それは吸血鬼たちがこの偏見だらけの世界で共存する、一つの方法でもある。
まず契約は一対一で行い、吸血鬼は契約した人間の血しか飲むことが出来ない。
それを厳守しなければ、他の人間の血を飲んだ時点で吸血鬼は灰と化する。
なので契約した人間を殺すということは、その吸血鬼にとって消滅を意味した。

この方法で、吸血鬼たちは生き延びてこれた。
人間の中には「吸血鬼の脅威で人間が滅んでしまう」と思う者も必ずいて、それを説得する要因で契約が始まったと言っても過言ではない。

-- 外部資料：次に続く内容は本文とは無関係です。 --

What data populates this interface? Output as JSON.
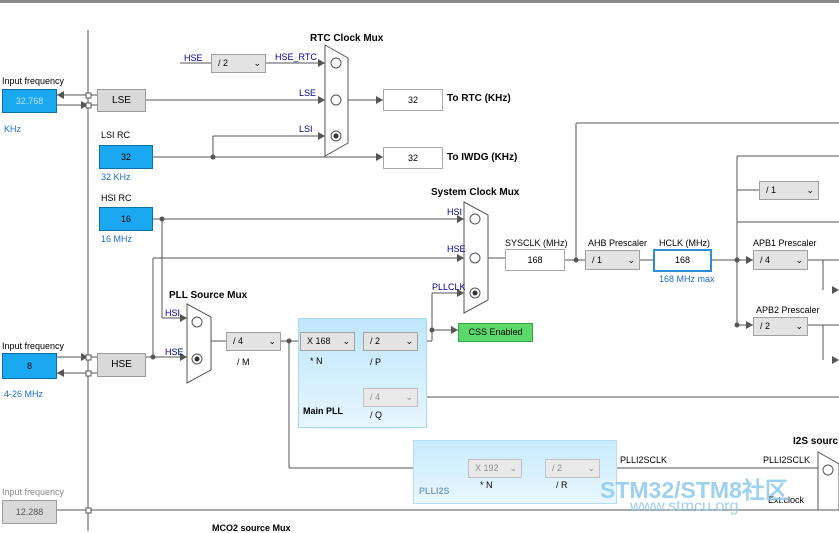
{
  "mux_titles": {
    "rtc": "RTC Clock Mux",
    "system": "System Clock Mux",
    "pll_source": "PLL Source Mux",
    "i2s": "I2S sourc",
    "mco2": "MCO2 source Mux"
  },
  "lse_input": {
    "label": "Input frequency",
    "value": "32.768",
    "unit": "KHz"
  },
  "hse_input": {
    "label": "Input frequency",
    "value": "8",
    "range": "4-26 MHz"
  },
  "ext_input": {
    "label": "Input frequency",
    "value": "12.288"
  },
  "lse_block": "LSE",
  "hse_block": "HSE",
  "lsi_rc": {
    "label": "LSI RC",
    "value": "32",
    "unit": "32 KHz"
  },
  "hsi_rc": {
    "label": "HSI RC",
    "value": "16",
    "unit": "16 MHz"
  },
  "rtc_mux": {
    "hse_label": "HSE",
    "hse_div": "/ 2",
    "hse_rtc": "HSE_RTC",
    "lse": "LSE",
    "lsi": "LSI"
  },
  "rtc_out": {
    "value": "32",
    "label": "To RTC (KHz)"
  },
  "iwdg_out": {
    "value": "32",
    "label": "To IWDG (KHz)"
  },
  "sys_mux": {
    "hsi": "HSI",
    "hse": "HSE",
    "pllclk": "PLLCLK"
  },
  "css_button": "CSS Enabled",
  "pll_src": {
    "hsi": "HSI",
    "hse": "HSE"
  },
  "pll_m": {
    "value": "/ 4",
    "label": "/ M"
  },
  "main_pll": {
    "title": "Main PLL",
    "n_value": "X 168",
    "n_label": "* N",
    "p_value": "/ 2",
    "p_label": "/ P",
    "q_value": "/ 4",
    "q_label": "/ Q"
  },
  "sysclk": {
    "label": "SYSCLK (MHz)",
    "value": "168"
  },
  "ahb": {
    "label": "AHB Prescaler",
    "value": "/ 1"
  },
  "hclk": {
    "label": "HCLK (MHz)",
    "value": "168",
    "max": "168 MHz max"
  },
  "apb1": {
    "label": "APB1 Prescaler",
    "value": "/ 4"
  },
  "apb2": {
    "label": "APB2 Prescaler",
    "value": "/ 2"
  },
  "top_div": {
    "value": "/ 1"
  },
  "plli2s": {
    "title": "PLLI2S",
    "n_value": "X 192",
    "n_label": "* N",
    "r_value": "/ 2",
    "r_label": "/ R",
    "clk_label": "PLLI2SCLK",
    "clk_label2": "PLLI2SCLK",
    "ext_clock": "Ext.clock"
  },
  "watermark": {
    "brand": "STM32/STM8社区",
    "url": "www.stmcu.org"
  },
  "colors": {
    "accent": "#1aa8f0",
    "css_green": "#5dd86b",
    "panel_blue": "#bfe6fb"
  }
}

兎に角この契約があれば大量殺人ということは出来ない。
但し、血液の提供が必要だ、というものである。


「分かりました?」
「いや全く」
「……………」
土方の即答に、総司はため息を一つ零した。
「つまり契約した人間を私たちは殺せなくて、でも条件として人間は私たちに血を提供するんです。Do you understand me?」
「…オーケー」
本当なんでしょうね、と総司は横目遣いでじっと土方を見つめる。
どうもよく分かっていないように見えるのは、ただの気のせいか。
「じゃあ、しますか?契約」
「あぁ」
とりあえず自分の生命の保証をしなければ、と土方は内心呟いた。
まだ仕組みがよく分からない分、充分警戒する必要もある。
「私のこと殺さないで下さいね?ちゃんと血飲ませて下さいね?」
「分かってる、早くしろ」
約束ですからね。そうこぼしながら、総司は尻ポケットからクシャクシャになった紙を取り出した。
丁寧に皺を伸ばし、それを目の前に差し出す。
「ここにサインと血判を」
予め机の上にあった万年筆を手にとり、土方歳三と、ペン先を紙に滑らせた。
割とシンプルな書体に済ませ、万年筆のキャップを閉める。
「血判か…めんどくせぇな」
次に土方はカッターナイフを取り出し、左手の人差し指に刃先を突き立てた。そのままほんの少し力を加え、ぐっと数ミリ下に引く。
すると切れた指先からは、真珠の粒のように丸い赤色の雫が滴ろうとしていた。
一瞬総司の目の色が変わった気がしたが、気のせいとして土方はそのまま作業を続ける。